8/10
Dead Man Walking
23 January 2005
Warning: Spoilers
**SPOILERS** Owning a pawnshop in Manhattan's Spanish Harlem Sol Nazerman, Rod Stiger,tries to cut himself off from any human feelings that he still has left by buying and selling the hopes and dreams, for a few dollars on the buy side and five to ten times as much on the sell side, of the people of the neighborhood that he does business with.

Sol's hopes and dreams were destroyed some twenty five years ago in German occupied Poland. It's there where he lost his entire family in the Nazi concentration camps. As the 25th anniversary of that nightmare approaches Sol starts to get flooded with shocking flashbacks of what happened to him his wife and two children back then and goes as far as trying to stop the clock,or calender, to keep that dreadful anniversary from coming.

Sol's past WWII nightmare in Poland becomes a real and new nightmare now in the New York City of 1964 that meshes together and in the end shocks him back to the reality of being a person with feelings for others as well as himself.

Sol's helper at the pawnshop Jesus Ortiz, Jamie Sanchez, sees a man give Sol an envelop with some $5,000.00 in cash that Sol puts away in his safe. Ortiz thinking that thats the kind of money to be made running a pawnshop wants Sol to tell him all he knows about the business so that he could go into the pawn business himself. What Ortiz didn't realize was that the man who gave Sol the money was Saverese, Warren Finnerty, a bag man for the top crime boss in Harlem Rodriguez ,Brock Peters, who's using Sol's pawnshop to launder his dirty and ill gotten gains.

This set the stage for Ortiz to get involved in a robbery of Sol's store with three of his friends in the neighborhood Tangee Buck & Robinson, Raymond St. Jacques John McCurry & Charles Dierkop. In the end the robbery would result in Ortiz's death and Sol's regaining his humanity by getting his feelings for his fellow man, and woman, as well as himself back but at a shocking and heart crunching cost.

Undoubtedly Rod Stigers best movie performance as concentration camp survivor Sol Nazerman who after trying to suppress his feelings for years has them burst open like a long inactive volcano at the end of the movie.
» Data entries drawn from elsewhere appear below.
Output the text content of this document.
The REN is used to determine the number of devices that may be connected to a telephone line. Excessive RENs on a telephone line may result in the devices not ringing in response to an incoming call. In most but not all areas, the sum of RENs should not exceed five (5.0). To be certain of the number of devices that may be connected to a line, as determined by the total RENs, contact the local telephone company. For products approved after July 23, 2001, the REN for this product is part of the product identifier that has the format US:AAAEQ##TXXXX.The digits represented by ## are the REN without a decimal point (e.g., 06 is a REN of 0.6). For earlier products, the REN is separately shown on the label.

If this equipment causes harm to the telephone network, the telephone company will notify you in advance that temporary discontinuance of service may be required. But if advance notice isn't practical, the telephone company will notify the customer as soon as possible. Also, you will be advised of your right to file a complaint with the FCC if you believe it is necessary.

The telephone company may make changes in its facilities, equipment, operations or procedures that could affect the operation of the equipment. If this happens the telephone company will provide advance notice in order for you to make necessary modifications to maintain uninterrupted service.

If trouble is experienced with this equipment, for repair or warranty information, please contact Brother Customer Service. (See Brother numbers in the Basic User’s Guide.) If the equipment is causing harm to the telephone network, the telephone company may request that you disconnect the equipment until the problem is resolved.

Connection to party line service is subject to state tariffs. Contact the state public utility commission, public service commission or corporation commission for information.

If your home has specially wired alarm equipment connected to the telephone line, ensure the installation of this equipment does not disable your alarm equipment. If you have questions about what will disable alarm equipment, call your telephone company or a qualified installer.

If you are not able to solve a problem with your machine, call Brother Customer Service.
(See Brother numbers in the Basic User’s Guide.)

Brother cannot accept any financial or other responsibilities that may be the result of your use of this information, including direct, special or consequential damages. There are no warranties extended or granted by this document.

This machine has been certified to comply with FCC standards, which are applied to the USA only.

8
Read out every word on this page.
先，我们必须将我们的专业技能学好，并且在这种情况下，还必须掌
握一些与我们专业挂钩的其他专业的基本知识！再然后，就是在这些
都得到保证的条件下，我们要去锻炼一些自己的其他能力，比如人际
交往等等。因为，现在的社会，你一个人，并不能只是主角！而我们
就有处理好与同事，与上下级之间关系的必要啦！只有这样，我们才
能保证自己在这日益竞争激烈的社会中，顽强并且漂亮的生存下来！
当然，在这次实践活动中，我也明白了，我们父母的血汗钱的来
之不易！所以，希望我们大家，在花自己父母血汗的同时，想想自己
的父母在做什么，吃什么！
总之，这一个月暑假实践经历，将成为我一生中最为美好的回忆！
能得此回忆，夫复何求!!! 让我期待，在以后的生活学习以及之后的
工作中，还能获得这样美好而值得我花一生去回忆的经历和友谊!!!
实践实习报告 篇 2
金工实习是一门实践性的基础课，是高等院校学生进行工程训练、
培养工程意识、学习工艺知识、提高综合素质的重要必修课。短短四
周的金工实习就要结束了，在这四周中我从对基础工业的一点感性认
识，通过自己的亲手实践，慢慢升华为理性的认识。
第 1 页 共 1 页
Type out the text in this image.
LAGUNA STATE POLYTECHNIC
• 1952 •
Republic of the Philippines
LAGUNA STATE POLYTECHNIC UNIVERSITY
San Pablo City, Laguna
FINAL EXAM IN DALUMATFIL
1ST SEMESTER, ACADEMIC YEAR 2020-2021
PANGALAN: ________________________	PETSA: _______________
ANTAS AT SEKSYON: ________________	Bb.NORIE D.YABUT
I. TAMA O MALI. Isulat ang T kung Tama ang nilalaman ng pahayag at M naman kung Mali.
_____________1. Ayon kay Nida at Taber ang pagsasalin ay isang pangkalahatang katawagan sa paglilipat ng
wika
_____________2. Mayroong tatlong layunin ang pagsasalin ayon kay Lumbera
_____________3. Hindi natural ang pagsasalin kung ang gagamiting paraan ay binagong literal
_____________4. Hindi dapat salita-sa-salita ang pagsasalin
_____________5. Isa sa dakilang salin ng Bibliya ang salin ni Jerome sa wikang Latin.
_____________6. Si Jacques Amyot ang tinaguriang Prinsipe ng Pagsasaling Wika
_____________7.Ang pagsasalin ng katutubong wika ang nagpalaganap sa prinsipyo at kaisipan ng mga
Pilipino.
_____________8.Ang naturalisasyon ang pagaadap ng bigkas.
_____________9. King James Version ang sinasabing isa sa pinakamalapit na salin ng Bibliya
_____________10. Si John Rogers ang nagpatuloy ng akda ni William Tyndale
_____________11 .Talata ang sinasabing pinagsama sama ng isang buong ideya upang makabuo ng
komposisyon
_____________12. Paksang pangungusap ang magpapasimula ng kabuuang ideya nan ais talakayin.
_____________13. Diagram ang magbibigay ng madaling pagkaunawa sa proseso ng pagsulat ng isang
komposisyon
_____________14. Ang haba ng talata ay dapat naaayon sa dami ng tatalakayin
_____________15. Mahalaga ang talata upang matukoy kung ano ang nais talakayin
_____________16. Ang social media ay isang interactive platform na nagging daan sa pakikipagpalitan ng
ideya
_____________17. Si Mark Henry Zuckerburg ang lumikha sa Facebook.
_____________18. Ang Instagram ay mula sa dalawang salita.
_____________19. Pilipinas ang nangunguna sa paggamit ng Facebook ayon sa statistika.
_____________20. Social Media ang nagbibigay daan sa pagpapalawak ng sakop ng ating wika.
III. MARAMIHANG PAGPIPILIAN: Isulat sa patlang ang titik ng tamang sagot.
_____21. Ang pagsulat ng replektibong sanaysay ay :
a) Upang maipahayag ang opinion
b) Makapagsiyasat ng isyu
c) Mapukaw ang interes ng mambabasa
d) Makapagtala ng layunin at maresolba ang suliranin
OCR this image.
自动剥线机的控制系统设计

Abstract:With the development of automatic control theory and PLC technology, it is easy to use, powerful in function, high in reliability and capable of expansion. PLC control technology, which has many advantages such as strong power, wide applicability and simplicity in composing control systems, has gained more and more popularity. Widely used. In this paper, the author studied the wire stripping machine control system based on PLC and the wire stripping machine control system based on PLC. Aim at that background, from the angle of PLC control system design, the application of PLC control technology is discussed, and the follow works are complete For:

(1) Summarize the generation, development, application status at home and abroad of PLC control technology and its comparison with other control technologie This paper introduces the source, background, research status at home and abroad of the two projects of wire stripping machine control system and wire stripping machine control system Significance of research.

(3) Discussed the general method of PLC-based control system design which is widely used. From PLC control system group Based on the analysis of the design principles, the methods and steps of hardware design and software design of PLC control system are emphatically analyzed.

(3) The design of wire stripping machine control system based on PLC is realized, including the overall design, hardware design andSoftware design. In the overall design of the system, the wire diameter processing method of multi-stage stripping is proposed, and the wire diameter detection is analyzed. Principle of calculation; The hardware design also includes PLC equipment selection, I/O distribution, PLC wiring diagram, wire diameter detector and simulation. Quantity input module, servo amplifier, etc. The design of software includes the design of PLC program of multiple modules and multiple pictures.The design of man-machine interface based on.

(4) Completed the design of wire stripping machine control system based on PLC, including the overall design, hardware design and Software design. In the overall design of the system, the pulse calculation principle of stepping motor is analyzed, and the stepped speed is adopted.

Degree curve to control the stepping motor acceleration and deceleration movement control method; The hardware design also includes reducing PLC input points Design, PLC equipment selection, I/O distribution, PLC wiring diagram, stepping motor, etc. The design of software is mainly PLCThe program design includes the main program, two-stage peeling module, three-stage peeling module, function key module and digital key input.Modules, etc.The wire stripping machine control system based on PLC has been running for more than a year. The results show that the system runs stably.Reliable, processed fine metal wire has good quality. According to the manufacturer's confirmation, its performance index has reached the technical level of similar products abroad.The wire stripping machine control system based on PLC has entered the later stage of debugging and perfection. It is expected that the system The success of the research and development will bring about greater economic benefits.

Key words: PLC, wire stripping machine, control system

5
The movie "The Pawnbroker" covers the days that lead up to Sol's finding out that keeping deep inside all the hurt and suffering from the past will only make him and those around him only more depressed and not allow those wounds of past years to heal. Sol's sees later in the movie how his actions hurt people that tried to be friendly and help him like his new neighbor Marilyn Brichfield, Geraldine Fitzgerald, who tried to strike up a friendship with him. Marilyn was a lonely middle-aged women who lost her husband at an early age.

Sol's most hurtful act was that what he did to his second wife Tessie ,Marketa Kimberell, who's also a concentration camp survivor. After Tessie called him at the pawnshop with the news that her father Mendel, Baruch Lumet, just passed away Sol coldly told her to bury him and hung up.

Sol's relations with Rodiguez was also a bit odd. How could he have not known that Rodriguez owned the whorehouse down the block from his pawnshop when he confronted him at his penthouse about the dirty dealings that he was doing in the neighborhood? Since we know that Sol himself was involved with them by laundering Rodiguez's dirty money and taking a cut for himself all these years?

"The Pawnbroker" is a dark haunting and surrealistic film that hits all the right buttons in it's story about the human condition thats so skillfully played by it's leading actor Rod Stiger. A story of the loneliness and emptiness of the human heart which can only go on for so long until, like in the movie, it either breaks down or bursts open and explodes from the pressure thats been built up in it over the years.